The documentary options remaining in rivalry for an Oscar nomination have been whittled down from 169 to a shortlist of a mere 15, a brutal culling that has inevitably left many filmmakers disenchanted, and a choose few in celebratory mode.
What have been the harshest snubs? That query comes up for debate in a particular Oscar-shortlist-reaction episode of Deadline’s Doc Talk podcast, hosted John Ridley, the Oscar-winning writer-director, and Matt Carey, Deadline’s documentary editor. We get into what Academy Documentary Department members voted in, and essentially the most shocking hopefuls they overlooked.
One of many massive omissions: a highly regarded film about an iconic Hollywood star who made a comeback after a close to deadly accident dramatically altered his life.
One shock inclusion: a film that takes a really unflattering view of Israeli chief Benjamin Netanyahu.

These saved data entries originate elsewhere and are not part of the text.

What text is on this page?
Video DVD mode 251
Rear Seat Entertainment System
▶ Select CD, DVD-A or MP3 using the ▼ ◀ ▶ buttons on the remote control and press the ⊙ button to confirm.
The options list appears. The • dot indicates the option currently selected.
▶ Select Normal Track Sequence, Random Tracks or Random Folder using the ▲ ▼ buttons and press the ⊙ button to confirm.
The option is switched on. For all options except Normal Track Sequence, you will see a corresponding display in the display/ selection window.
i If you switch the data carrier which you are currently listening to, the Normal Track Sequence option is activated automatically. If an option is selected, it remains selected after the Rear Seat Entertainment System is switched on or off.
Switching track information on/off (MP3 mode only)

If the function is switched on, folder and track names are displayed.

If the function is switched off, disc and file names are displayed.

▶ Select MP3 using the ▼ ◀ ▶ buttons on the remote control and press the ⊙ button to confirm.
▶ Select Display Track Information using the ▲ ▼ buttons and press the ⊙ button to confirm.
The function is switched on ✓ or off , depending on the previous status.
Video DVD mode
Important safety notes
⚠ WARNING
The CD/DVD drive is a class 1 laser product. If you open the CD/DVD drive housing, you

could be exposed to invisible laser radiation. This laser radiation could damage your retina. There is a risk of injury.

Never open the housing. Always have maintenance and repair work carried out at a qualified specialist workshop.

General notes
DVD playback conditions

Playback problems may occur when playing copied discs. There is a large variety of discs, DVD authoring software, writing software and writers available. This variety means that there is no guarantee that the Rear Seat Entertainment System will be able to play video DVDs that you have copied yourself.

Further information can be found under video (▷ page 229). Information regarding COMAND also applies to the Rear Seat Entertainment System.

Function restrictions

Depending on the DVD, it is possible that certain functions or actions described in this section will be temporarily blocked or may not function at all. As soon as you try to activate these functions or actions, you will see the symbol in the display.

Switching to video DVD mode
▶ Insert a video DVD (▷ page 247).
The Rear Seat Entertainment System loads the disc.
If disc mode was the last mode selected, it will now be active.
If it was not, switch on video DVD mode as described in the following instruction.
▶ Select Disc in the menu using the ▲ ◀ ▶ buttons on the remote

The prime minister was so angered by the documentary that he sued to dam its unofficial premiere on the Toronto Movie Competition in September. That movie takes its place on the Oscar shortlist regardless of having no U.S. distribution. Remarkably, a slew of movies with out home distribution companions managed to make the primary lower.
Ridley explains why he was thrilled to see a selected Netflix documentary earn a shortlist slot – and why he finds it unforgivable that Doc Department voters overlooked a movie he considers one of many 12 months’s greatest. We additionally parse the shortlist of documentary shorts – there, too, the sphere of contenders has been narrowed to a lucky 15. One in every of them is co-directed by actress-filmmaker Rashida Jones, one other is co-directed by a filmmaker greatest recognized for her documentary on late U.S. Supreme Court docket Justice Ruth Bader Ginsburg.
That’s on a particular episode of the Doc Talk podcast, a manufacturing of Deadline and John Ridley’s Nō Studios. Hearken to the episode above or on main podcast platforms together with Spotify, iHeart and Apple.